Note that this matrix has 5 columns, even though there are only 4 categories (CHI, OCH, FEM and MAL).
This is because :func:`~ChildProject.metrics.segments_to_grid` appends the matrix with a 'none' column,
which is set to 1 when all classes are inactive.
It can be turned off by setting `none = False`. It is also possible to append an 'overlap' column
by setting `overlap=True`; this column is set to 1 when at least 2 classes are active.

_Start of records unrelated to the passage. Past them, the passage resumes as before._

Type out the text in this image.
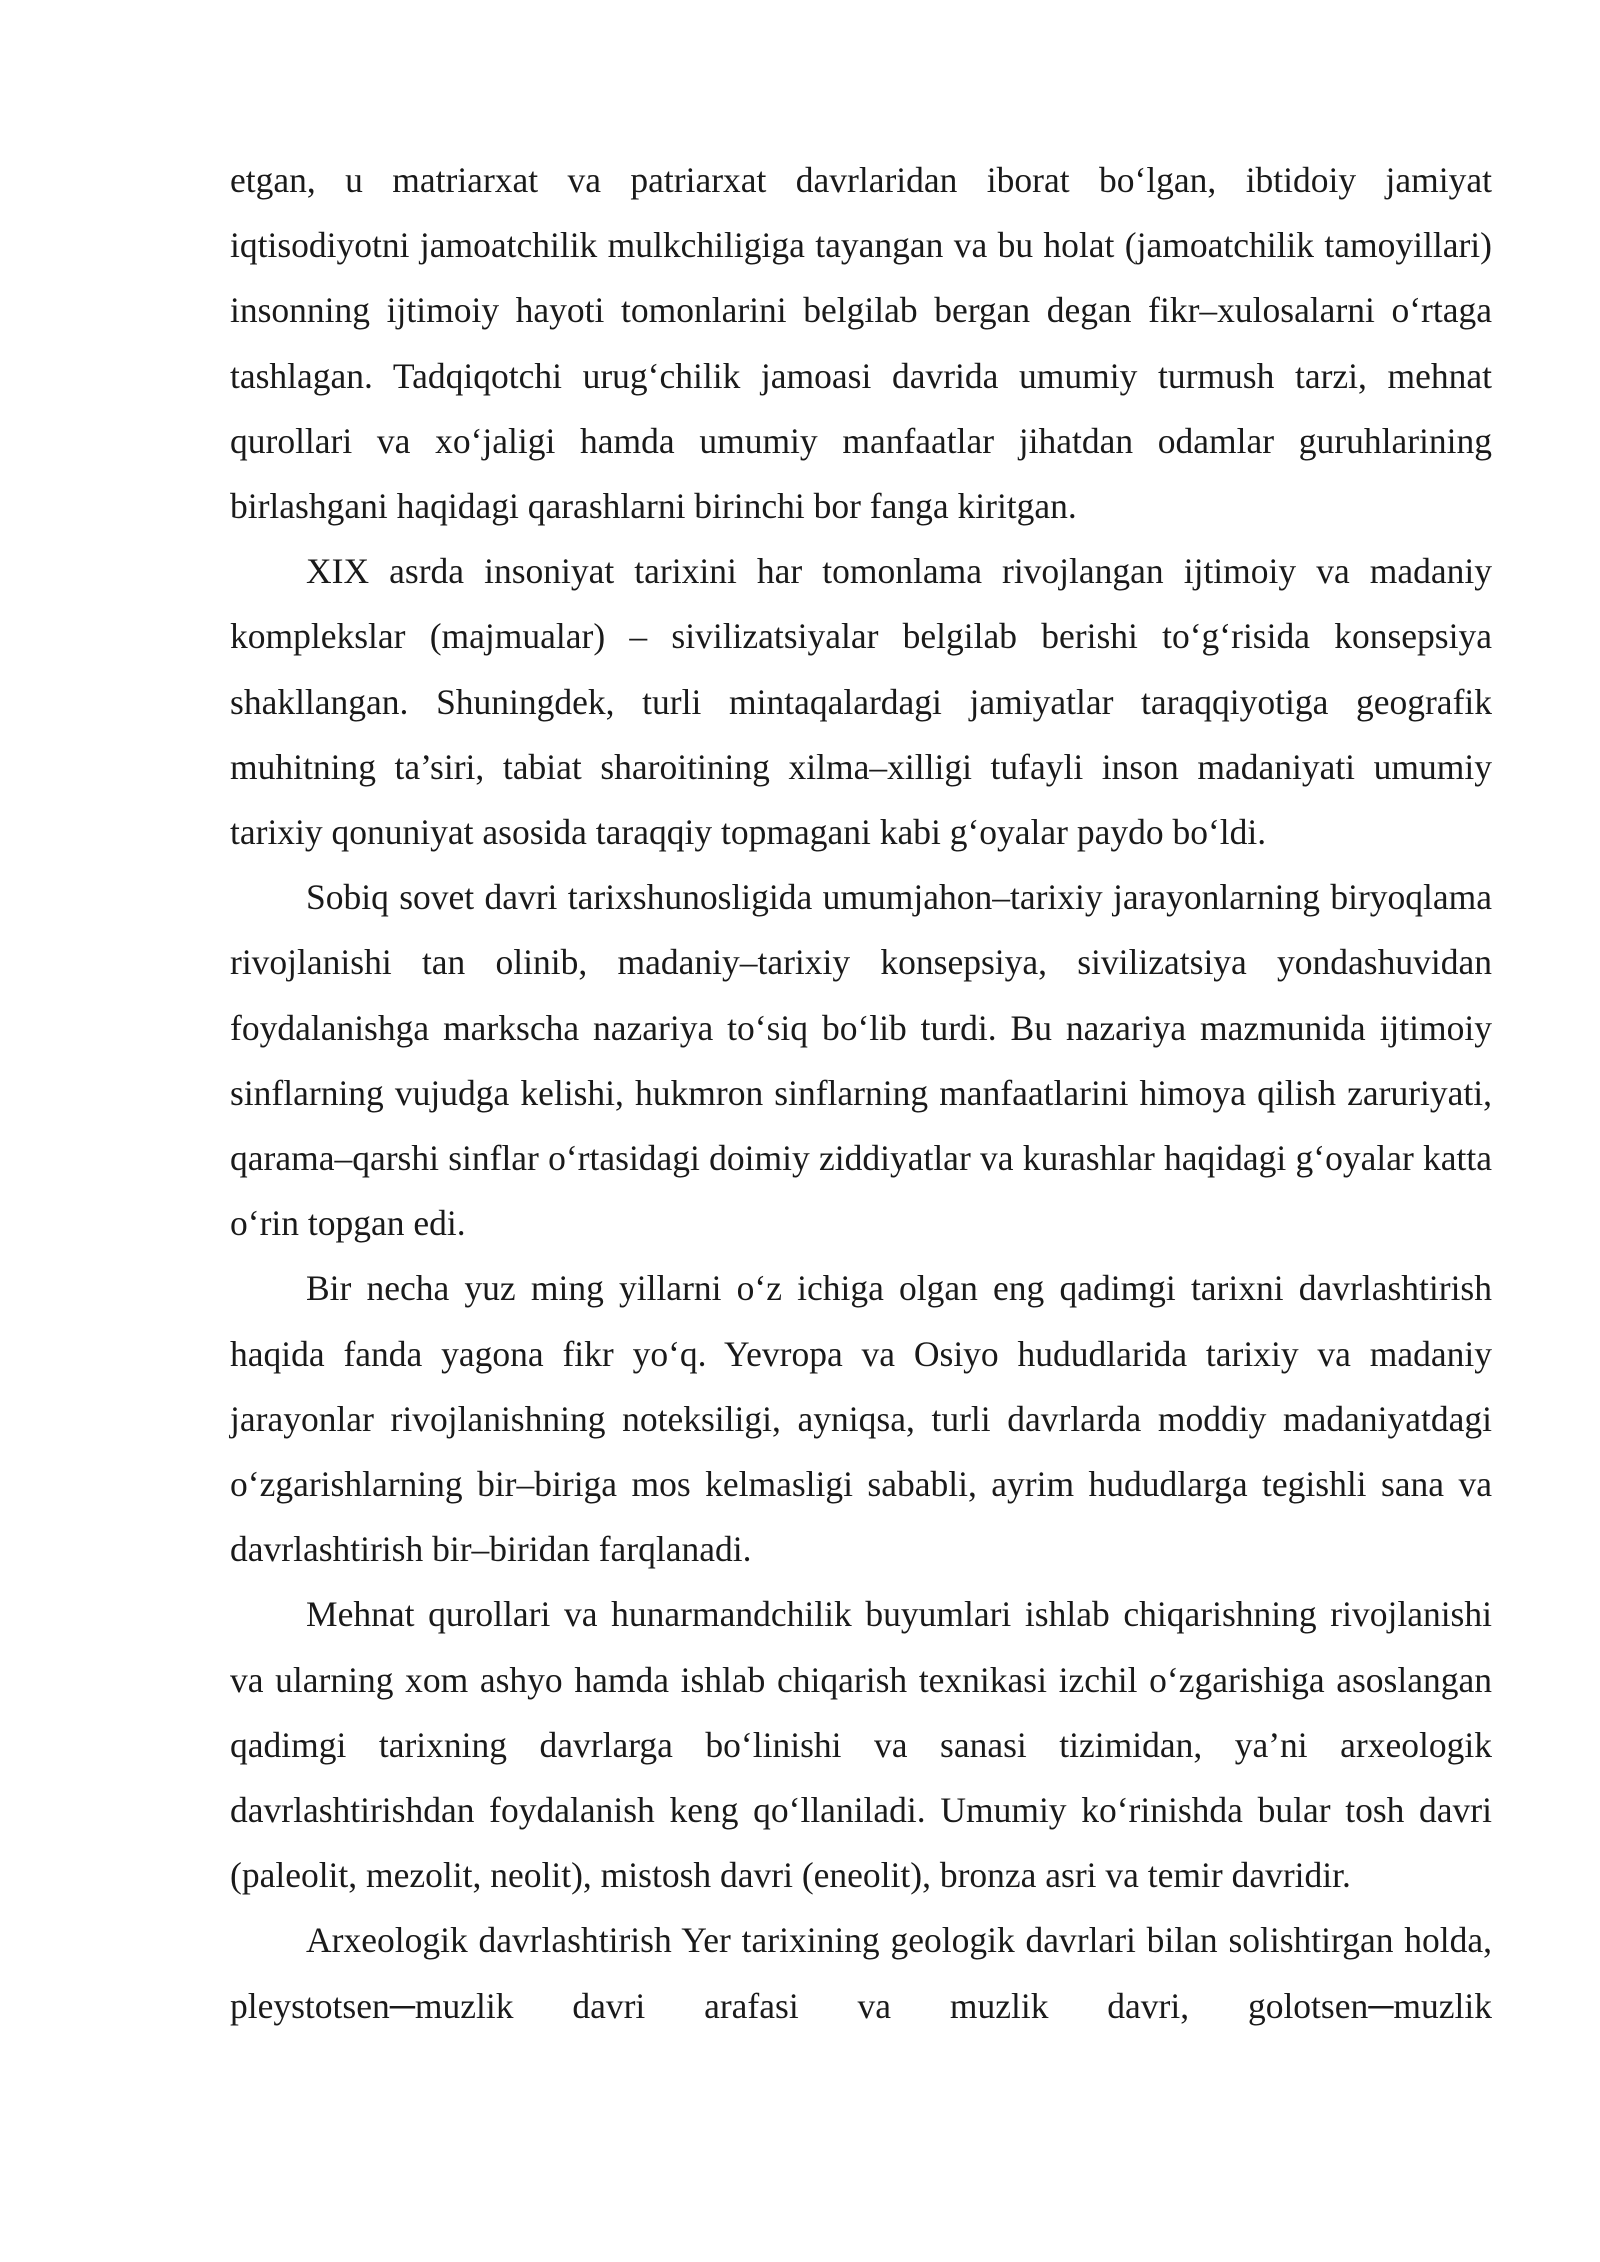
etgan, u matriarxat va patriarxat davrlaridan iborat bo‘lgan, ibtidoiy jamiyat iqtisodiyotni jamoatchilik mulkchiligiga tayangan va bu holat (jamoatchilik tamoyillari) insonning ijtimoiy hayoti tomonlarini belgilab bergan degan fikr–xulosalarni o‘rtaga tashlagan. Tadqiqotchi urug‘chilik jamoasi davrida umumiy turmush tarzi, mehnat qurollari va xo‘jaligi hamda umumiy manfaatlar jihatdan odamlar guruhlarining birlashgani haqidagi qarashlarni birinchi bor fanga kiritgan.

XIX asrda insoniyat tarixini har tomonlama rivojlangan ijtimoiy va madaniy komplekslar (majmualar) – sivilizatsiyalar belgilab berishi to‘g‘risida konsepsiya shakllangan. Shuningdek, turli mintaqalardagi jamiyatlar taraqqiyotiga geografik muhitning ta’siri, tabiat sharoitining xilma–xilligi tufayli inson madaniyati umumiy tarixiy qonuniyat asosida taraqqiy topmagani kabi g‘oyalar paydo bo‘ldi.

Sobiq sovet davri tarixshunosligida umumjahon–tarixiy jarayonlarning biryoqlama rivojlanishi tan olinib, madaniy–tarixiy konsepsiya, sivilizatsiya yondashuvidan foydalanishga markscha nazariya to‘siq bo‘lib turdi. Bu nazariya mazmunida ijtimoiy sinflarning vujudga kelishi, hukmron sinflarning manfaatlarini himoya qilish zaruriyati, qarama–qarshi sinflar o‘rtasidagi doimiy ziddiyatlar va kurashlar haqidagi g‘oyalar katta o‘rin topgan edi.

Bir necha yuz ming yillarni o‘z ichiga olgan eng qadimgi tarixni davrlashtirish haqida fanda yagona fikr yo‘q. Yevropa va Osiyo hududlarida tarixiy va madaniy jarayonlar rivojlanishning noteksiligi, ayniqsa, turli davrlarda moddiy madaniyatdagi o‘zgarishlarning bir–biriga mos kelmasligi sababli, ayrim hududlarga tegishli sana va davrlashtirish bir–biridan farqlanadi.

Mehnat qurollari va hunarmandchilik buyumlari ishlab chiqarishning rivojlanishi va ularning xom ashyo hamda ishlab chiqarish texnikasi izchil o‘zgarishiga asoslangan qadimgi tarixning davrlarga bo‘linishi va sanasi tizimidan, ya’ni arxeologik davrlashtirishdan foydalanish keng qo‘llaniladi. Umumiy ko‘rinishda bular tosh davri (paleolit, mezolit, neolit), mistosh davri (eneolit), bronza asri va temir davridir.

Arxeologik davrlashtirish Yer tarixining geologik davrlari bilan solishtirgan holda, pleystotsen─muzlik davri arafasi va muzlik davri, golotsen─muzlik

We can now compute the confusion matrix:

.. code-block:: python

    >>> confusion_counts = conf_matrix(vtc, its)
    >>> confusion_counts
    array([[ 20503,   7285,   4296,   1191,  21062],
    [  1435,   3354,    704,    136,   4105],
    [  2700,   1414,  18442,   4649,  19080],
    [   323,    229,   4600,  17654,  12415],
    [  3053,   2158,   3674,   2464, 365000]])

This means that 20503 of the 100 ms chunks were labelled as containing CHI speech
by both the VTC and the LENA; 7285 chunks have been labelled as containing CHI speech by the VTC
while being labelled as OCH by the LENA.

It is sometimes more useful to normalize confusion matrices:

    >>> import numpy as np
    >>> normalized = confusion_counts/(np.sum(vtc, axis = 0)[:,None])
    >>> rel
    array([[0.37733036, 0.13407071, 0.07906215, 0.02191877, 0.38761801],
    [0.14742141, 0.34456544, 0.07232381, 0.01397165, 0.42171769],
    [0.05833423, 0.03054985, 0.39844442, 0.10044291, 0.41222858],
    [0.00917067, 0.0065018 , 0.1306039 , 0.50123506, 0.35248857],
    [0.00811215, 0.00573404, 0.00976222, 0.00654711, 0.96984448]])

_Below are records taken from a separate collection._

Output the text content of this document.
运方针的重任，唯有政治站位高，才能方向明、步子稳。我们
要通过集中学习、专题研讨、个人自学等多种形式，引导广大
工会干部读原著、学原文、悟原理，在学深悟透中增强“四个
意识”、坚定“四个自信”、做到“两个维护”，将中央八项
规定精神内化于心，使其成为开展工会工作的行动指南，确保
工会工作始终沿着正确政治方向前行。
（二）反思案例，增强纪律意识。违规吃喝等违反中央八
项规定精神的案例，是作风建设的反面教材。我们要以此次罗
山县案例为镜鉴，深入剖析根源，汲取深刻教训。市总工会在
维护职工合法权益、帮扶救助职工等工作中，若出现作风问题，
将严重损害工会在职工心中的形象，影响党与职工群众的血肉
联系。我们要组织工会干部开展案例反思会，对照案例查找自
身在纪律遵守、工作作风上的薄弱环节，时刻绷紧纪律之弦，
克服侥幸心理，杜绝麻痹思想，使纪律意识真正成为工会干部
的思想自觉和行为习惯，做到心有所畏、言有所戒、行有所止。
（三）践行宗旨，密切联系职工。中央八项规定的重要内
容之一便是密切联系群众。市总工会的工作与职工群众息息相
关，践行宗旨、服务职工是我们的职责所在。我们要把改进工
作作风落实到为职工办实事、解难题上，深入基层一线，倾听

The top-left cell now reads as: 37,8% of the 100 ms chunks labelled as CHI by the VTC
are also labelled as CHI by the LENA.


Using pyannote.metrics
----------------------

Confusion matrices are still dimensional data
(with :math:`n \times n` components for :math:`n` labels),
which renders performance comparisons of several annotators
difficult: it is hard to tell which one of two classifiers
is the closest to the ground truth using confusion matrices.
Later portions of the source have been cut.